Riportiamo dal CORRIERE della SERA di oggi, 08/10/2013, a pag. 16, l'intervista di Paolo Valentino a Yuli-Yoel Edelstein, speaker della Knesset, dal titolo " Il nucleare agli ayatollah? Come dare un’arma a un serial killer ".

Yuli-Yoel Edelstein
ROMA — «Quando si parla dei diritto dell’Iran ad avere un’industria nucleare, sento dire da ogni parte: ma voi israeliani, non avete firmato questa convenzione e quest’altra. Francamente, è un paragone che non regge. Vista la storia del regime iraniano, è come se un serial killer dicesse “che c’è di strano se porto una pistola”? Anche i poliziotti hanno le armi. Ci sono Paesi democratici e affidabili e Paesi che non lo sono. Detto questo sono favorevole a soluzioni diplomatiche, con mezzi pacifici, controlli stringenti e clausole applicabili».
Yuli-Yoel Edelstein è lo speaker della Knesset, il Parlamento d’Israele.

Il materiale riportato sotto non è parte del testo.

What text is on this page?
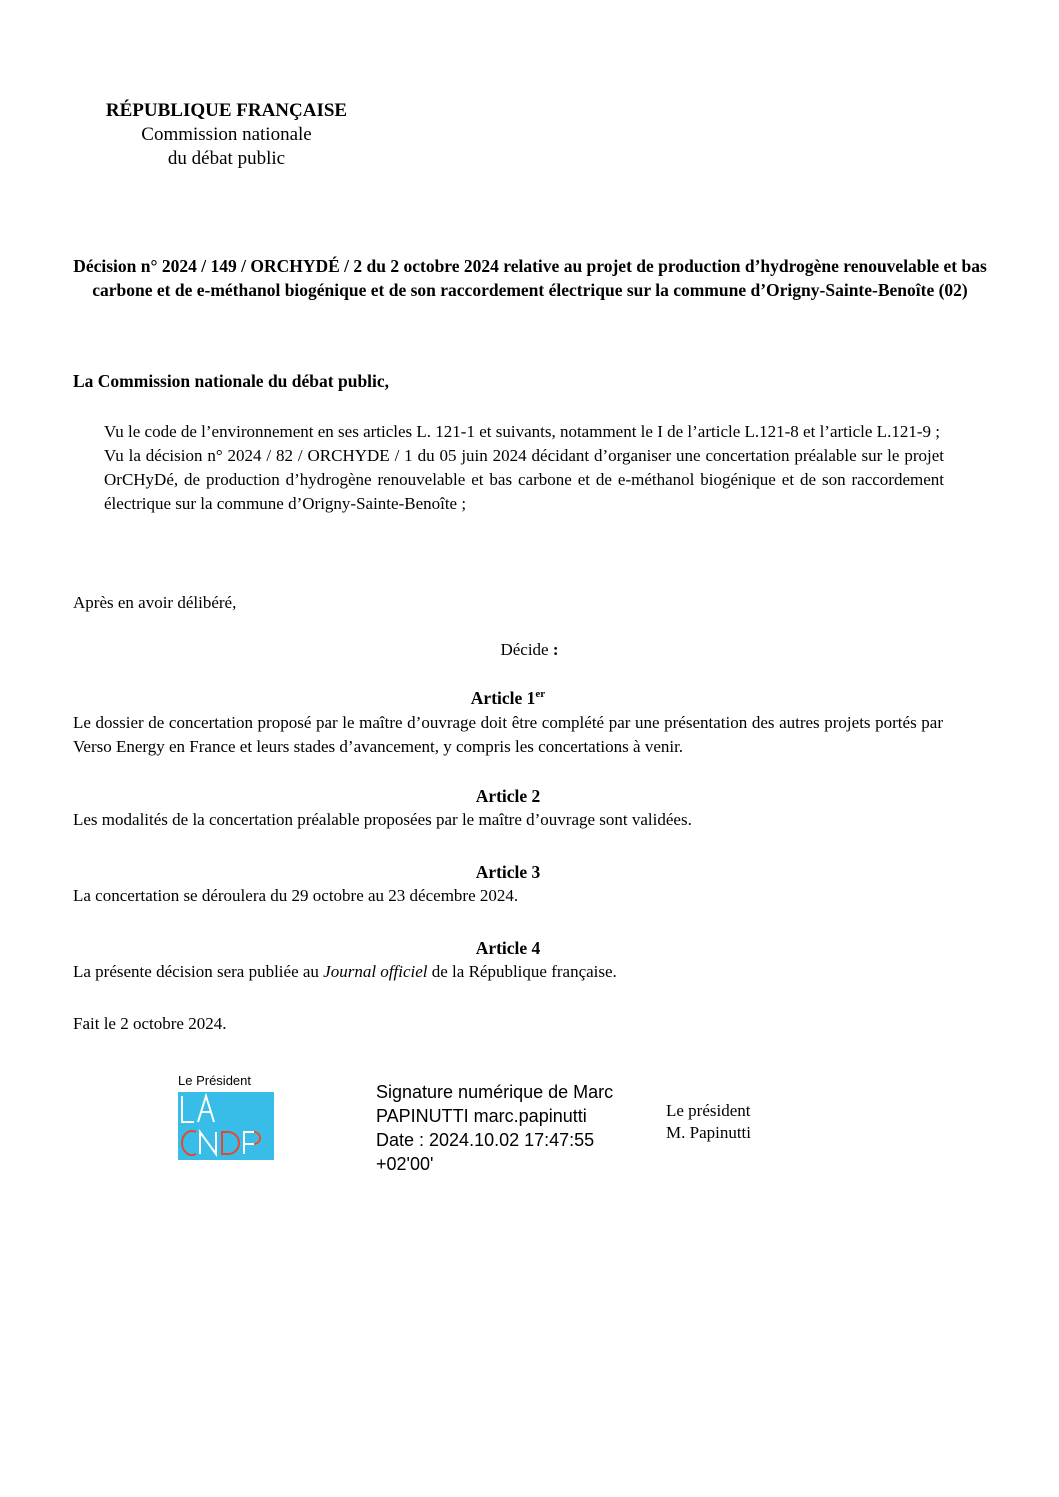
RÉPUBLIQUE FRANÇAISE
Commission nationale
du débat public
Décision n° 2024 / 149 / ORCHYDÉ / 2 du 2 octobre 2024 relative au projet de production d’hydrogène renouvelable et bas carbone et de e-méthanol biogénique et de son raccordement électrique sur la commune d’Origny-Sainte-Benoîte (02)
La Commission nationale du débat public,

Vu le code de l’environnement en ses articles L. 121-1 et suivants, notamment le I de l’article L.121-8 et l’article L.121-9 ;

Vu la décision n° 2024 / 82 / ORCHYDE / 1 du 05 juin 2024 décidant d’organiser une concertation préalable sur le projet OrCHyDé, de production d’hydrogène renouvelable et bas carbone et de e-méthanol biogénique et de son raccordement électrique sur la commune d’Origny-Sainte-Benoîte ;

Après en avoir délibéré,
Décide :
Article 1er

Le dossier de concertation proposé par le maître d’ouvrage doit être complété par une présentation des autres projets portés par Verso Energy en France et leurs stades d’avancement, y compris les concertations à venir.

Article 2

Les modalités de la concertation préalable proposées par le maître d’ouvrage sont validées.

Article 3

La concertation se déroulera du 29 octobre au 23 décembre 2024.

Article 4

La présente décision sera publiée au Journal officiel de la République française.

Fait le 2 octobre 2024.
Le Président
Signature numérique de Marc
PAPINUTTI marc.papinutti
Date : 2024.10.02 17:47:55
+02'00'
Le président
M. Papinutti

Esponente dell’ala destra del Likud, il partito del premier Benjamin Netanyahu, Edelstein è originario dell’Ucraina, dove ai tempi dell’Urss fu un celebre refusenik, i dissidenti ebraici cui veniva rifiutato il permesso di emigrare. In Italia per una visita di 3 giorni, Edelstein ha incontrato ieri il ministro degli Esteri Emma Bonino.
Secondo lei bisogna prendere sul serio le aperture di Teheran?
«Ho appena detto al vostro ministro degli Esteri che essendolo stato io stesso, apprezzo tutta la portata della liberazione dei prigionieri politici in Iran. Detto questo, dobbiamo essere certi che ci siano cambiamenti sostanziali. La nuova situazione non è tanto frutto dell’elezione di Rouhani, quanto delle sanzioni dure, che hanno prodotto il loro effetto. Gli iraniani si sono accorti che fanno male. Quindi dobbiamo tenerle, fin quando verificheremo cambiamenti veri».
Ma l’Iran ha diritto ad avere un’industria atomica civile?
«Con una battuta, potrei chiedere perché, visto che è uno dei maggiori produttori di petrolio al mondo. Più seriamente, rispondo con le stesse parole di Rouhani: un Paese in grado di arricchire l’uranio al 3,5% può facilmente arrivare fino al 90%».
Ma se lei parla di soluzione diplomatica, è chiaro che lo sbocco sarebbe un Iran con il nucleare civile, sotto forte controllo internazionale. C’è una contraddizione…
«Non hai bisogno di avere le centrifughe o un impianto per il plutonio in casa, per avere un’industria nucleare civile. Ogni accordo dovrà assicurare che non ci sia nessun impianto o reattore nascosto. Su tutto il resto si può trattare».
Con quale stato d’animo andate al nuovo dialogo con i palestinesi? La coalizione di governo appare divisa al suo interno. Saprete superare i contrasti?
«Primo, io credo che i colloqui in corso siano seri. Lo so dal fatto che non ci sono troppi titoli sui media e le parti non si stanno lanciando accuse reciproche in pubblico. Secondo, ci sono problemi e ostacoli oggettivi: non parlo di Gerusalemme o dei rifugiati. Penso per esempio a Gaza: immaginiamo che domani ci sia l’accordo. “Comprende Gaza o meno?”, sarebbe la sua prima domanda alla conferenza stampa. E nessuna risposta sarebbe quella buona. È complicato. E quindi spero, terzo punto, che entrambi siano coscienti che non sarà possibile raggiungere un’intesa complessiva, senza buchi. E che bisognerà proseguire, soprattutto nella cooperazione. Vede, su temi sensibili come la sicurezza noi già cooperiamo, con buoni risultati. Ma dobbiamo anche farlo sull’economia, le risorse idriche, l’agricoltura».
La soluzione dei due Stati è la linea ufficiale di Netanyahu. È anche la sua?
«Qualsiasi soluzione seriamente negoziata dalle due parti e concretamente applicabile sarà accettabile. E ci sarà una maggioranza favorevole nella Knesset e nella popolazione. Non so quale sarà. Ma intravederla oggi è solo un esercizio teorico, per via di tutte le questioni aperte, cominciando da Gaza».